Confluence does not have an export to Markdown feature. For long-term conversion I will download as .docx and convert to Markdown with Pandoc but for quick uses (e.g. copying reference documentation for an LLM) that’s overkill.
This morning I iterated with Claude on a script that works very nicely. I use an Alfred workflow to trigger it on my Mac with ⌘ ⌥ M (for Markdown) but you could just as easily trigger it with FastScripts, RayCast, Keyboard Maestro or probably even Shortcuts (or adapt it for use on Linux or Windows).
The script assumes you have Pandoc installed and that you’ve just pressed ⌘ C on some selected HTML text.

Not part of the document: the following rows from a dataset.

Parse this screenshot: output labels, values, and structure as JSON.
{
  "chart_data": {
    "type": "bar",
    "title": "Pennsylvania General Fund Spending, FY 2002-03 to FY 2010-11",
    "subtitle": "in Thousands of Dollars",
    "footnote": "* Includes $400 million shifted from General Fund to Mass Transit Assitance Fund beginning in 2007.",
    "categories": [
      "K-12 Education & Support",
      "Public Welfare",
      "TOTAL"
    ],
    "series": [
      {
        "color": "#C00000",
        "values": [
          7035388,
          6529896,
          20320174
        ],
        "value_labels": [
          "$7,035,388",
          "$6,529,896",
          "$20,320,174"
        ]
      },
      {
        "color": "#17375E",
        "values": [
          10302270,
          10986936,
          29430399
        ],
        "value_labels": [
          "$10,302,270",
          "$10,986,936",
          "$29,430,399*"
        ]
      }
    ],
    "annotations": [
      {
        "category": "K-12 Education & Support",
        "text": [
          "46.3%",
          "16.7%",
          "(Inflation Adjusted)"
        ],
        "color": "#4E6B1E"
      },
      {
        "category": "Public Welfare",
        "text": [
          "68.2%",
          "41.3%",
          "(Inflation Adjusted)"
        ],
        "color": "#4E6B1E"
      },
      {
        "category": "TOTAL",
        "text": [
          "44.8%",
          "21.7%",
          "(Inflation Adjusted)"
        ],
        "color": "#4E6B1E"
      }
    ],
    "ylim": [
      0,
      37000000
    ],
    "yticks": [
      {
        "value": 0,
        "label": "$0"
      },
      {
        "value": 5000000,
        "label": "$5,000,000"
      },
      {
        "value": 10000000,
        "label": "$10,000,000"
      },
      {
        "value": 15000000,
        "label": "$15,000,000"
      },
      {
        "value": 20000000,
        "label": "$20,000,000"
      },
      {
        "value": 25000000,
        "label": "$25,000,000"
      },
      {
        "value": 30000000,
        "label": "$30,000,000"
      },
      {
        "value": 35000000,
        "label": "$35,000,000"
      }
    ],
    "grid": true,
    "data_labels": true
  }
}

osascript -e 'the clipboard as «class HTML»' \
| perl -ne 'print chr foreach unpack("C*",pack("H*",substr($_,11,-3)))' \
| perl -pe '
s/<span class="Apple-converted-space">[^<]*<\/span>/ /g;
s/ (data-[\w-]+|style)="[^"]*"//g;
s/<span class="code"[^>]*>(.*?)<\/span>/<code>$1<\/code>/g;
' \
| pandoc -f html -t gfm --wrap=none \
| perl -pe '
s/<div[^>]*>//g;
s/<\/div>//g;
s/<[^>]+>//g;
s/^``` code-block$/```/gm;
' \
| perl -0777 -pe '
s/^[^\S\n]+$//mg;
s/\n{3,}/\n\n/g;
'
I plan to update this post as I use it more and make small tweaks. It cleans up Confluence HTML nicely but I haven’t yet tested it with other sources.
If I remember, I’ll also write another post explaining the evolution from pbpaste -Prefer rtf | pandoc -f rtf -t markdown --wrap=none (which doesn’t work) to the monstrosity above.